Ce nouveau numéro de Lumières de la Ville marque un tournant : Faire des vulnérabilités une boussole pour refaire la ville
Après avoir posé les bases de l’urbanisme du care dans un premier cycle, il nous faut aujourd’hui revenir au réel. Car penser le care sans regarder concrètement celles et ceux qu’il concerne, c’est rester à distance. C’est être hors-sol, déconnecté, bien pensant… En effet, certains groupes de nos sociétés font face à des enjeux spécifiques que l’on peut qualifier de vulnérabilités.
Aujourd’hui, nous faisons donc un choix : partir des vulnérabilités.
Non pas comme une catégorie à part, mais comme une boussole pour la fabrique urbaine. Car la vulnérabilité n’est pas l’exception. Elle traverse toutes nos vies et révèle une réalité fondamentale : notre interdépendance.
S’y intéresser, c’est changer de regard. C’est écouter d’abord celles et ceux que l’on entend peu et pas uniquement se limiter à des études de marché. C’est reconnaître que le dynamisme local se situe d’abord dans les usages, que l’expertise se situe dans les vécus, les fragilités du quotidien. C’est, enfin, rendre visible ce qui ne l’est pas : les relations d’attention qui permettent aux quartiers d’être “attractifs” ou plus précisément d’être vivants.
Dans ce contexte, regarder la ville à hauteur d’enfants n’a rien d’anodin.
Les enfants ne votent pas. Ils ne travaillent pas et donc ne sont pas rentables… Pourtant, leur place dans la ville dit beaucoup de nos priorités. Une ville qui les tolère plutôt qu’elle ne les accueille révèle une hiérarchie implicite des existences.
Mais penser la ville à hauteur d’enfants, ce n’est pas seulement observer. C’est leur donner une place réelle dans les projets.
L’entretien que nous avons mené avec Stéphanie Cagni, co-fondatrice de l’Atelier Popcorn et directrice de cabinet auprès de la maire du 3ᵉ arrondissement de Lyon en est une illustration concrète : la parole d’enfant, lorsqu’elle est prise au sérieux, transforme profondément notre manière d’aménager les espaces du quotidien. La ville permet alors aux enfants de jouer, d’explorer, d’être dehors.

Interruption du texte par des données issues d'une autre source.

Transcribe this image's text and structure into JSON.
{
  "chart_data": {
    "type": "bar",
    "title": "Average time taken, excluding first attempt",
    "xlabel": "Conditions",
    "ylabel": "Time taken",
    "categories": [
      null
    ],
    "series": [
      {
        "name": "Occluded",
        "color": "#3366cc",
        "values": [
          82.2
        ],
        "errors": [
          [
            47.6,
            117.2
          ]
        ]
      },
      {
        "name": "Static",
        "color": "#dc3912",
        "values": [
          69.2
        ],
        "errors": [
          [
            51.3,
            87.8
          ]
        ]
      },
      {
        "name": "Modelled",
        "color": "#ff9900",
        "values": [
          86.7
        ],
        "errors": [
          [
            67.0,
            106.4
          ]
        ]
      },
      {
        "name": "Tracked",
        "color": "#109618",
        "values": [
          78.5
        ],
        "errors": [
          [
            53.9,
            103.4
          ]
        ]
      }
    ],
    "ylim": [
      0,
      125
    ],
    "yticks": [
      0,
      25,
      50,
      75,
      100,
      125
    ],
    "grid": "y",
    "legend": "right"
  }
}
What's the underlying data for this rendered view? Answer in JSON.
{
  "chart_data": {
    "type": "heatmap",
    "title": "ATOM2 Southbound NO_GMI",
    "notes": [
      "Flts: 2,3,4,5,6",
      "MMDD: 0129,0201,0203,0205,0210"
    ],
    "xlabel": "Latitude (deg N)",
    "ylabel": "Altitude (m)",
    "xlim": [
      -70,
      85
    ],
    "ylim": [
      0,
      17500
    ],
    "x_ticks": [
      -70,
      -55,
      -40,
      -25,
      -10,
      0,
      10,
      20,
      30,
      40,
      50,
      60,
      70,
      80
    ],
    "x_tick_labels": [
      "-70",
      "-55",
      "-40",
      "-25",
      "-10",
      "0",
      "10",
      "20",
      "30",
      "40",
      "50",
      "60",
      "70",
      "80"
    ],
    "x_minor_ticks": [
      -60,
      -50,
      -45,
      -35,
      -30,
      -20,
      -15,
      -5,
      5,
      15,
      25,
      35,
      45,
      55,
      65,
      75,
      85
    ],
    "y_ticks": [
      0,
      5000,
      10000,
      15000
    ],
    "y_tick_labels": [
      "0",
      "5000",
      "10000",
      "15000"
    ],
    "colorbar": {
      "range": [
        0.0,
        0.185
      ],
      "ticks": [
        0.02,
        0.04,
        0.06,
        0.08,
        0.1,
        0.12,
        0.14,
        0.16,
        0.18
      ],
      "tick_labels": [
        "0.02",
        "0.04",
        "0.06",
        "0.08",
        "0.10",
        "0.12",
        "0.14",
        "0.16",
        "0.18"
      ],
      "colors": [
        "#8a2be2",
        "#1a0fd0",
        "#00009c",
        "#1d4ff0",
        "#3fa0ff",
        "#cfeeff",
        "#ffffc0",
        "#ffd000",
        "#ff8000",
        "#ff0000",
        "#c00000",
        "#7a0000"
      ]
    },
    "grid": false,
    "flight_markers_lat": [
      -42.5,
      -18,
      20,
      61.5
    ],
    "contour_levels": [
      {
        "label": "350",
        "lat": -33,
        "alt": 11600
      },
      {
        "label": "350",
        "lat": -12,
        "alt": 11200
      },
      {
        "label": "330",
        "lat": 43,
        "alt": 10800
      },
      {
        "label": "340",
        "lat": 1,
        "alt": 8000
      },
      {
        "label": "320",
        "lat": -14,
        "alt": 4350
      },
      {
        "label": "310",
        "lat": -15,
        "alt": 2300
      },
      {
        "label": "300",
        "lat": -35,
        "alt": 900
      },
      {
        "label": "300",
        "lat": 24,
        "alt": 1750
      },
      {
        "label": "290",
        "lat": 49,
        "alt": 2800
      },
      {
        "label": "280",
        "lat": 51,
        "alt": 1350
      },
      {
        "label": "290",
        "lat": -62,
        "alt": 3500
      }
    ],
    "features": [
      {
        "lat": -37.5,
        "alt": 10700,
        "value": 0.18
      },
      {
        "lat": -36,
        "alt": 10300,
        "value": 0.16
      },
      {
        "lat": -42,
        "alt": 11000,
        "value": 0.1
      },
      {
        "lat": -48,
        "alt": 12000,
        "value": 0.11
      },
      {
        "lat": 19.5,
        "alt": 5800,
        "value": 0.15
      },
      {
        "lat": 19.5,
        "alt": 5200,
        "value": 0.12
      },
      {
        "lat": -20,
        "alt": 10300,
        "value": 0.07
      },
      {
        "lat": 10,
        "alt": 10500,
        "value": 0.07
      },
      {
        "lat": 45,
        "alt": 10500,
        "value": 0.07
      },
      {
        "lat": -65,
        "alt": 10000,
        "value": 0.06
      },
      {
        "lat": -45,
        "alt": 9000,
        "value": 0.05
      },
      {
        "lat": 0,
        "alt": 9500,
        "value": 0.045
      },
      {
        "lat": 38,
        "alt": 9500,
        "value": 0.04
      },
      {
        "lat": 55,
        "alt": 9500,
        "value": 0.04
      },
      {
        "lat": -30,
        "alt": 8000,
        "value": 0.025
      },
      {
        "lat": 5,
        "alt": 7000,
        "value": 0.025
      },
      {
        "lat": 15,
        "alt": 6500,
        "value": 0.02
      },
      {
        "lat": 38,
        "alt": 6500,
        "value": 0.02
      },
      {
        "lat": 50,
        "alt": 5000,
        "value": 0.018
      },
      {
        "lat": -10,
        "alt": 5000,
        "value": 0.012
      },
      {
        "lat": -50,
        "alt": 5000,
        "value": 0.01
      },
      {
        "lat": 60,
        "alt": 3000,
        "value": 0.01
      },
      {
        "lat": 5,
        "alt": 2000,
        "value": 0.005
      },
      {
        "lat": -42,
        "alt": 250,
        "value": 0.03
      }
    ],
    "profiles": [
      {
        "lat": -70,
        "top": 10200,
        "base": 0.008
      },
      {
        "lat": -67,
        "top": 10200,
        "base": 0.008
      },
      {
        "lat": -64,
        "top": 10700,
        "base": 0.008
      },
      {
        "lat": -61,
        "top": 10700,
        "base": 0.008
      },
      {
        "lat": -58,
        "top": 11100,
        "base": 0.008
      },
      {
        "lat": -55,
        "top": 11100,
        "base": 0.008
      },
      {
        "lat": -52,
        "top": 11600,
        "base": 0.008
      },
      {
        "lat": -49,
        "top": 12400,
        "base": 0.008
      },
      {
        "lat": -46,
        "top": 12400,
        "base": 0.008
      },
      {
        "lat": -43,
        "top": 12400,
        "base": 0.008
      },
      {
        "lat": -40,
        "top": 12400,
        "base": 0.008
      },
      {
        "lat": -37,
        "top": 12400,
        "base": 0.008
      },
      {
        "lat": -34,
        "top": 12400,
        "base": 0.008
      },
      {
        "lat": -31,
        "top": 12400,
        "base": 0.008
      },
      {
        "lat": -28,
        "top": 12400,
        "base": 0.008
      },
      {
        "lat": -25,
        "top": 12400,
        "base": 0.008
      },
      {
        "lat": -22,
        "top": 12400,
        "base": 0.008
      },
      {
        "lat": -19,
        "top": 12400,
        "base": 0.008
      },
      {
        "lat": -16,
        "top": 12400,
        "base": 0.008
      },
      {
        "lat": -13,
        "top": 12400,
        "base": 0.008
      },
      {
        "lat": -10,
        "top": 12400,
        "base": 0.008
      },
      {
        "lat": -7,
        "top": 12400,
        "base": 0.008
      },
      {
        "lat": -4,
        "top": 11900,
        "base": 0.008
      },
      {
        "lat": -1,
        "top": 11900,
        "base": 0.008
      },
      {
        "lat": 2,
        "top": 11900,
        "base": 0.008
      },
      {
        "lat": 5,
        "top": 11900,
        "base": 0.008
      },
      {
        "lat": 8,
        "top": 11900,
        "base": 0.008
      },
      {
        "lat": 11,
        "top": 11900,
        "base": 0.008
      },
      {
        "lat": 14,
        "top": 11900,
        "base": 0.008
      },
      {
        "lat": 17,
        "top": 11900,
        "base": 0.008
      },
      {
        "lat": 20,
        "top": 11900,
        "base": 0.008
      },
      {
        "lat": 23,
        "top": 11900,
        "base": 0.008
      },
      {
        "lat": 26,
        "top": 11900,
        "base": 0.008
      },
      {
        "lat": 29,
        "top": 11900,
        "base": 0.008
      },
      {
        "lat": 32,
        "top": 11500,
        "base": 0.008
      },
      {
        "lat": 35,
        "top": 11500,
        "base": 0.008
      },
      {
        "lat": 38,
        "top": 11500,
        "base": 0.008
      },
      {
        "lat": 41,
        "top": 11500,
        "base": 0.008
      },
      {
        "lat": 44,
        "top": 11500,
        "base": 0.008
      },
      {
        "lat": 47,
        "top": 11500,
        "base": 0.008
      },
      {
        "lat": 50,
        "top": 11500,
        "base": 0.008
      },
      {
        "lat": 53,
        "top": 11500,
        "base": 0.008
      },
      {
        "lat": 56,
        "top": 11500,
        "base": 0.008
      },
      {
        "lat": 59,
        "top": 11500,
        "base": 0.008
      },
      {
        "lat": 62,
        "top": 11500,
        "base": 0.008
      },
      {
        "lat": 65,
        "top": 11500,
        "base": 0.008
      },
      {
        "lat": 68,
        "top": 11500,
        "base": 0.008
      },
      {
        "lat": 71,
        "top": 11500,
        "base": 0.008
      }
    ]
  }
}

C’est précisément ce que met en œuvre Adriane van der Wilk, de l’agence Les Enfants Dehors qui intègre également les besoins des adultes accompagnants dès la conception. Car une ville qui permet aux enfants de grandir dehors est une ville qui doit prendre soin de toutes et tous, notamment des femmes qui portent le plus souvent encore ce rôle d’accompagnement au quotidien.
Ce que révèlent les enfants dépasse donc leur seule condition.
Ils mettent en lumière une société qui peine à faire une place à celles et ceux qui demandent du temps, de l’attention, du soin. Une société qui valorise la performance et relègue ce qui ne l’est pas.
Et les signaux sont déjà là.
Les polémiques récentes sur la place des enfants dans les espaces Optimum à la SNCF, mais aussi les scandales touchant les dispositifs périscolaires ou l’Aide sociale à l’enfance, ne sont pas des faits isolés. Ils révèlent des défaillances plus profondes : une incapacité collective à voir, à écouter, à protéger celles et ceux qui en ont le plus besoin.
Face à cela, la fabrique urbaine est directement interpellée.
Car continuer à concevoir la ville sans partir des vulnérabilités, c’est, en creux, accepter que ces situations perdurent.
À l’inverse, adopter une approche fondée sur l’attention, l’écoute et les besoins réels, c’est créer les conditions pour que ces défaillances ne se reproduisent pas. C’est construire des environnements qui protègent, qui relient, qui rendent visibles.
Penser la ville à hauteur d’enfants et plus largement à hauteur de vulnérabilités, ce n’est pas adapter à la marge. C’est changer de logique. Passer d’un urbanisme de l’offre à un urbanisme des besoins.
Car une ville qui sait répondre aux fragilités est une ville plus juste pour toutes et tous.
Les vulnérabilités ne sont pas un sujet parmi d’autres. Elles sont un point de départ.
Une manière de lire autrement la ville.
Une manière de remettre l’attention à l’autre au cœur du projet urbain.
C’est ce déplacement que nous vous proposons d’explorer.